Barrett has gleaned important business lessons along the way, including the importance of financial checks and balances, but he is most proud of reinventing himself. The key, he said, pulling a page from the Nike playbook, is to Just Do It.
He learned about taking initiative early on in his father’s basement laboratory, where Barrett, the third of four children, tinkered with ham radios, stereos, computers and color televisions at their Indiana home. His first car was a junker that he spent two years rebuilding before it would run.
“My dad was a scientist, and he got me excited and involved in technology,” Barrett said.
After graduating from Purdue with a degree in electrical engineering, Barrett started at Motorola in the spring of 1974, earning $11,500 a year while working on improving the battery life of walkie-talkies.

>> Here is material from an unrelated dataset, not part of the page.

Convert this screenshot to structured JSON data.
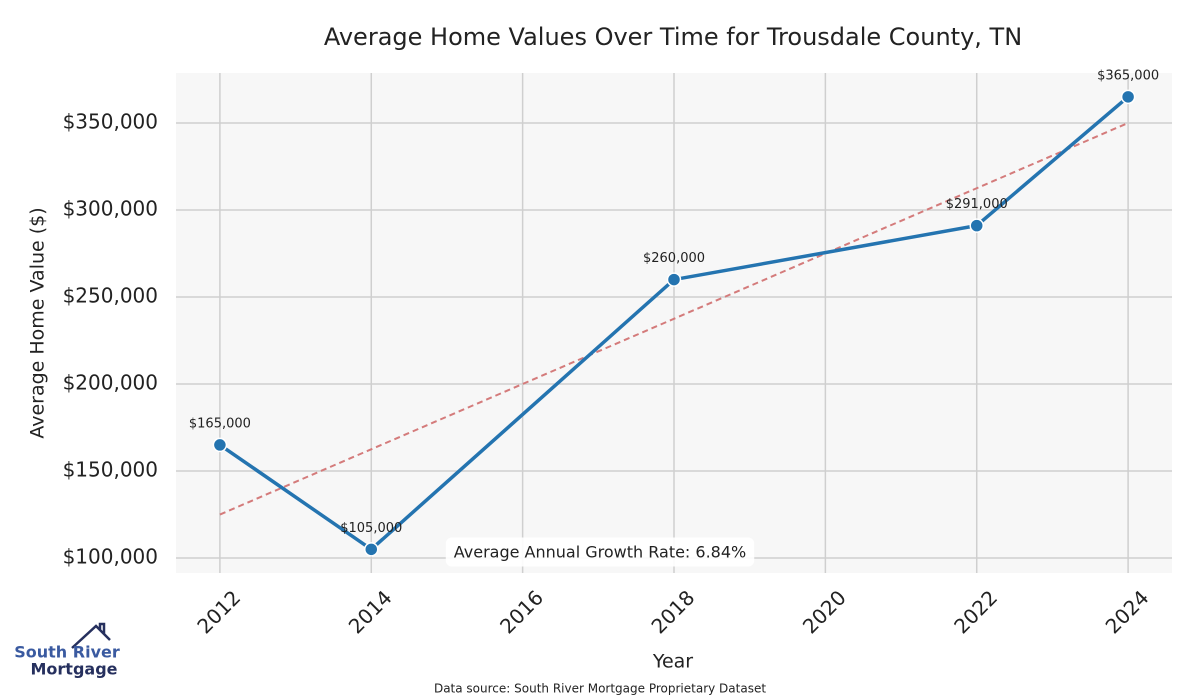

The computer junkie eventually worked his way into developing some of Motorola’s early cell-phone technology. But all the while, he harbored an urge to run his own business.
In 1983, after turning down a transfer to Malaysia, he took $85,000 of his retirement savings and invested in the budding computer retail chain called ComputerLand. He liked the company for several reasons — and it had only 20 stores, so there was growth potential. With its big sales floors and wide computer selection, ComputerLand was a bet that the appeal of the personal computer would expand beyond the geeks and become the Silicon Valley version of Henry Ford’s Model T, with one in every household. (A fellow named Bill Gates thought the same thing.)
“I was doing my due diligence, and I can remember talking to other store owners in Silicon Valley. I asked one store owner, ‘Am I jumping of a cliff?’ He grabs me and says, ‘If you are thinking of doing it, just do it. Spend the money and get into the business.’ ”
The Small Business Administration guaranteed his $250,000 loan, which funded his first store in Virginia Beach. Sales were tepid for a few months, then rocketed once the IBM PC came to market.
“I had people coming up to my store from North Carolina to buy IBM PCs for their hamburger chain,” he said. His store was soon grossing a couple of million a year, producing a $200,000 profit, which Barrett used to expand into five stores in the Tidewater area.
When Best Buy, CompUSA and then Dell, with its direct-distribution model, came along, his profit margins shrunk from 45 percent to 15 percent. At one point, he was saddled with hundreds of computers that he couldn’t sell, which taught him another important lesson: sell them at a discount — fast.